Glioblastoma is the most common primary brain malignancy in adults and one of the most aggressive cancers. The overall treatment outcome of this tumor type remains unsatisfactory even though advanced multimodal treatments including surgery, chemotherapy, and radiotherapy have been available for decades. The median survival of patients is typically less than 2 years. Insights into the genetic landscape of glioblastomas have been achieved by high-throughput studies and patterns of gene expression have been able to identify molecular subgroups with putative prognostic or predictive significance. However, this approach provides little information about protein expression levels, since the expression of mRNAs do not necessarily reflect the levels of proteins. In addition, the establishment of molecular subgroups is compounded by the endemic problem of tumor heterogeneity, since subtype classifiers are variably expressed across individual cells within a tumor and the impact of sampling bias has not been addressed. More importantly, the relationships between different sources of intratumoral heterogeneity—genetic, transcriptional and functional—remain obscure. Thus, to evaluate such intratumoral heterogeneity is fundamental to demonstrate potential therapeutic targets, source of tumor recurrences and potential prognostic implications.
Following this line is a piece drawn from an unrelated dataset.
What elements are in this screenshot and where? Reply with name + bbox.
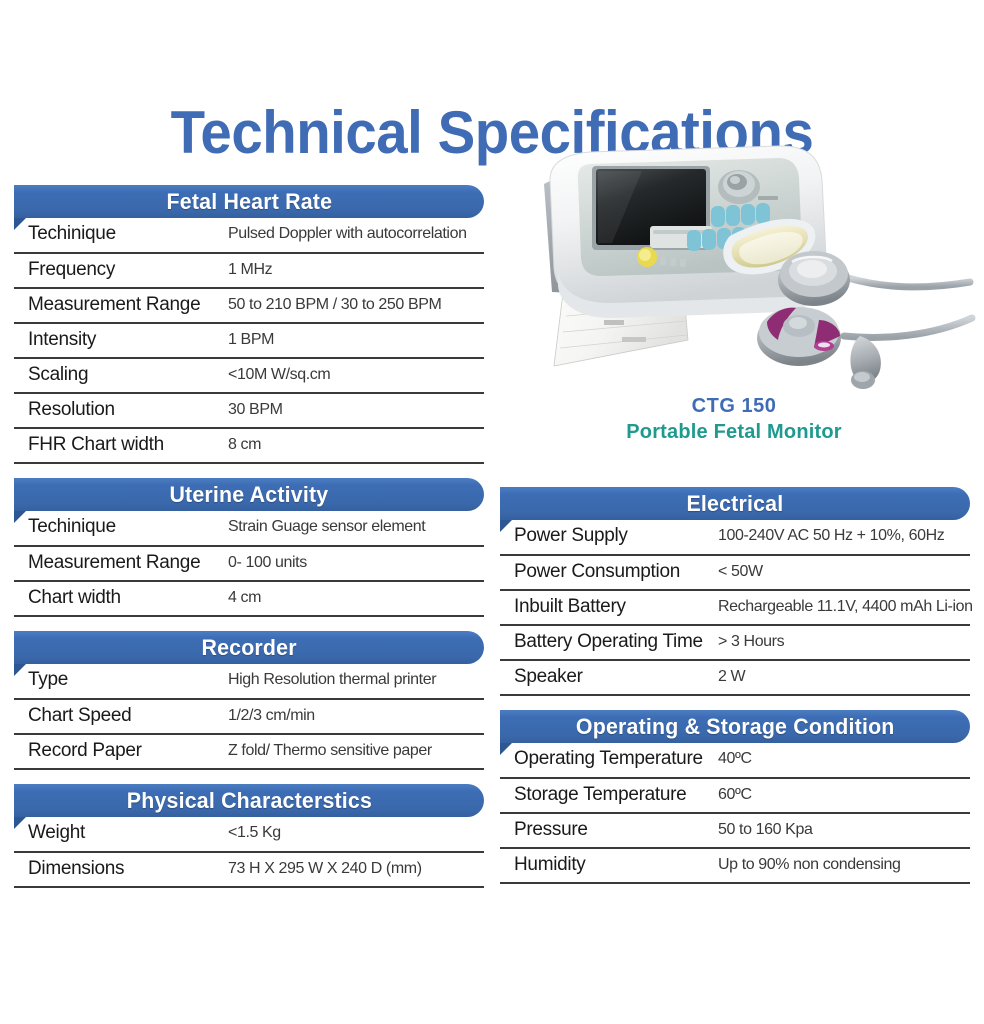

Herein, we evaluated a specific transcriptomic and translatomic signature of the glioblastoma heterogeneity at the single-patient level. We performed a sampling of 8 pieces from a single glioblastoma tumor. The samples could be histologically classified as high or low grade and total and polysomal mRNA was isolated and identified by microarray. By comparing histologically high vs low grade tumors we were able to identify 42 differentially transcribed and 138 differentially translated genes. Among the differentially translated genes validated by qPCR there are many related to proliferation, development and cancer, such as FOXC1, HOXB5, SNAI2, LOX, WISP1, ITGA11 and COL5A2. Thus, our results demonstrate that the isolation of mRNA engaged in translation can be used to identify biomarkers of tumor progression, leading to new therapeutic approaches. In addition, we reveal previously unappreciated heterogeneity in diverse regulatory programs central to glioblastoma biology, prognosis, and therapy.
Ethical approval: 1775/13. Funding support: FAPESP 2013/03315-2, 2014/15550-9
Citation Format: Fernanda C. S. Lupinacci, Hermano M. Bellato, Martin Roffe, Hellen Kuasne, Tiago G. Santos, Victor P. Andrade, Paulo Sanematsu, Jr., Vilma R. Martins, Silvia R. Rogatto, Glaucia N M Hajj. Tumor heterogeneity evaluation in glioblastomas using microarray of polysomal mRNAs. [abstract]. In: Proceedings of the AACR Special Conference on Translational Control of Cancer: A New Frontier in Cancer Biology and Therapy; 2016 Oct 27-30; San Francisco, CA. Philadelphia (PA): AACR; Cancer Res 2017;77(6 Suppl):Abstract nr B38.